In healthy individuals, sleep is usually salutary and restorative. Ironically, during sleep in patients with respiratory or heart disease, the brain can precipitate breathing disorders, myocardial ischemia, arrhythmias, and even death. Our observation that 20% of myocardial infarctions (MIs) and 15% of sudden deaths occur during the period from midnight to 6:00 AM projects to an estimated 300,000 nocturnal MIs and 48,750 nocturnal sudden deaths annually in the U.S. population.1 The latter figure is equivalent to 87% of the number of U.S. fatalities due to automobile accidents and is more than 2.5 times the number of U.S. deaths resulting from human immunodeficiency virus infection. Thus, sleep is not a fully protected state. Furthermore, the nonuniform distribution of deaths and MIs during the night is consonant with provocation by pathophysiologic triggers. The two main factors implicated in nocturnal cardiac events are sleep state–dependent surges in autonomic activity2 and depression of respiratory control mechanisms,3 which affect a vulnerable cardiac substrate. Precise characterization of their interaction in precipitating nocturnal cardiac events is, however, incomplete. Although sudden death during sleep can be presumed to be painless, in many cases it is premature because it occurs in infants and adolescents and in adults with ischemic heart disease, for whom the median age is 59 years. Populations at risk for nocturnal cardiorespiratory events include several large patient groups (Table 117-1). For example, atrial fibrillation is common in sleep apnea.1a1f


Table 117-1 Patient Groups at Potentially Increased Risk for Nocturnal Cardiac Events




































INDICATION (U.S. PATIENTS/YR) POSSIBLE MECHANISM
Angina, myocardial infarction (MI), arrhythmias, ischemia, or cardiac arrest at night; 20% of myocardial infarctions (~300,000 cases/yr) and 15% of sudden deaths (~48,750 cases/yr) occur between midnight and 6:00 AM. The nocturnal pattern suggests a sleep state–dependent autonomic trigger or respiratory distress.
Unstable angina, Prinzmetal angina Nondemand ischemia and angina peak between midnight and 6:00 AM
Acute MI (1.5 million) Disturbances in sleep, respiration, and autonomic balance may be factors in nocturnal arrhythmogenesis.

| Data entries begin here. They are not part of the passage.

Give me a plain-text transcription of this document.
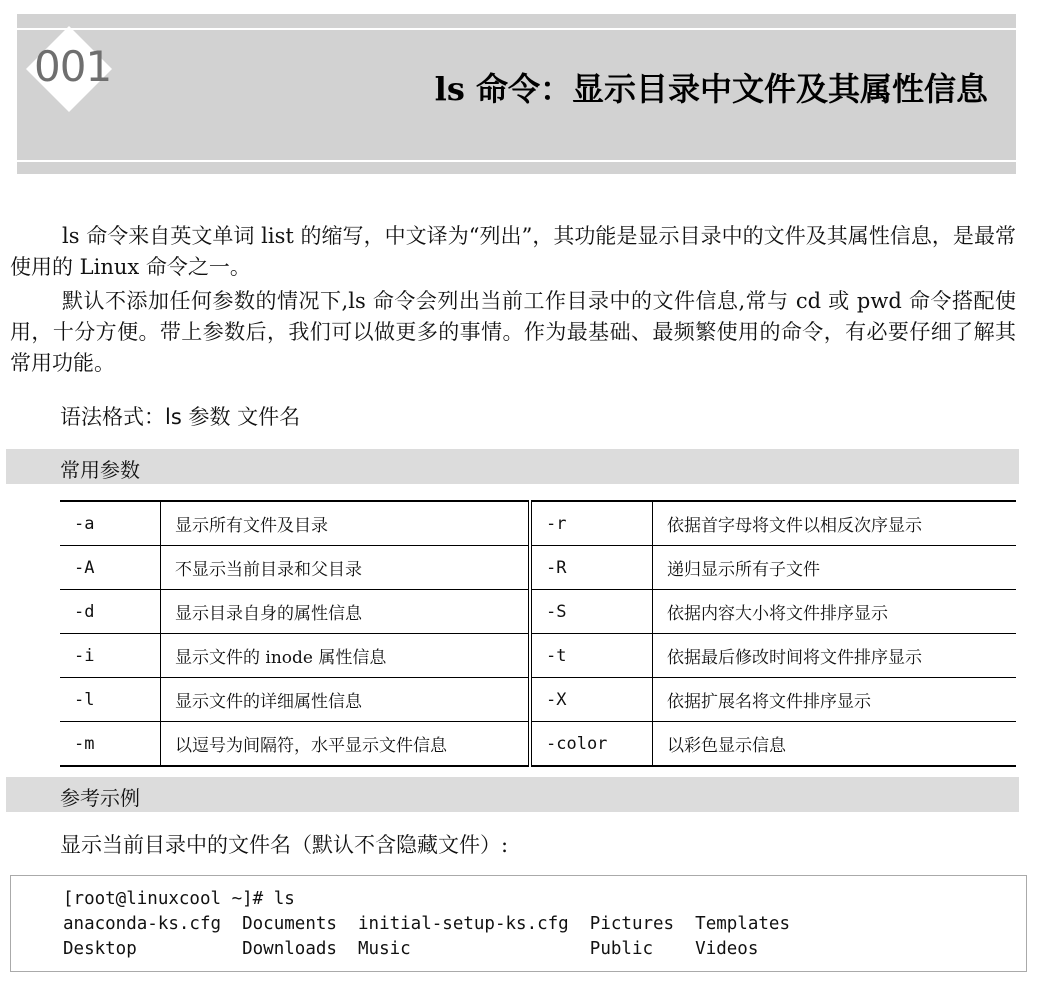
001	ls 命令：显示目录中文件及其属性信息

ls 命令来自英文单词 list 的缩写，中文译为“列出”，其功能是显示目录中的文件及其属性信息，是最常使用的 Linux 命令之一。

默认不添加任何参数的情况下,ls 命令会列出当前工作目录中的文件信息,常与 cd 或 pwd 命令搭配使用，十分方便。带上参数后，我们可以做更多的事情。作为最基础、最频繁使用的命令，有必要仔细了解其常用功能。

语法格式：ls 参数 文件名
常用参数
-a	显示所有文件及目录	-r	依据首字母将文件以相反次序显示
-A	不显示当前目录和父目录	-R	递归显示所有子文件
-d	显示目录自身的属性信息	-S	依据内容大小将文件排序显示
-i	显示文件的 inode 属性信息	-t	依据最后修改时间将文件排序显示
-l	显示文件的详细属性信息	-X	依据扩展名将文件排序显示
-m	以逗号为间隔符，水平显示文件信息	-color	以彩色显示信息
参考示例
显示当前目录中的文件名（默认不含隐藏文件）:
[root@linuxcool ~]# ls
anaconda-ks.cfg  Documents  initial-setup-ks.cfg  Pictures  Templates
Desktop          Downloads  Music                 Public    Videos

Nocturnal onset of MI is more frequent in older and sicker patients and carries a higher risk of congestive heart failure.
Heart failure (5.3 million) Sleep-related breathing disorders are pronounced in the setting of heart failure and may contribute to its progression and to mortality risk.
Spousal or family report of highly irregular breathing, excessive snoring, or apnea in patients with coronary disease (5 to 10 million patients with apnea). Patients with hypertension or atrial or ventricular arrhythmias should be screened for the presence of sleep apnea.
Long QT syndrome The profound cycle-length changes associated with sleep may trigger pause-dependent torsades de pointes in these patients.
Near-miss or siblings of victims of sudden infant death syndrome (SIDS) SIDS commonly occurs during sleep with characteristic cardiorespiratory symptoms.
Brugada syndrome in Western populations; Asians with warning signs of sudden unexplained nocturnal death syndrome (SUNDS) SUNDS is a sleep-related phenomenon in which night terrors may play a role. It is genetically related to the Brugada syndrome.
Atrial fibrillation (2.5 million) Twenty-nine percent of episodes occur between midnight and 6:00 AM. Respiratory and autonomic mechanisms are suspected.
Patients on cardiac medications (13.5 million patients with cardiovascular disease)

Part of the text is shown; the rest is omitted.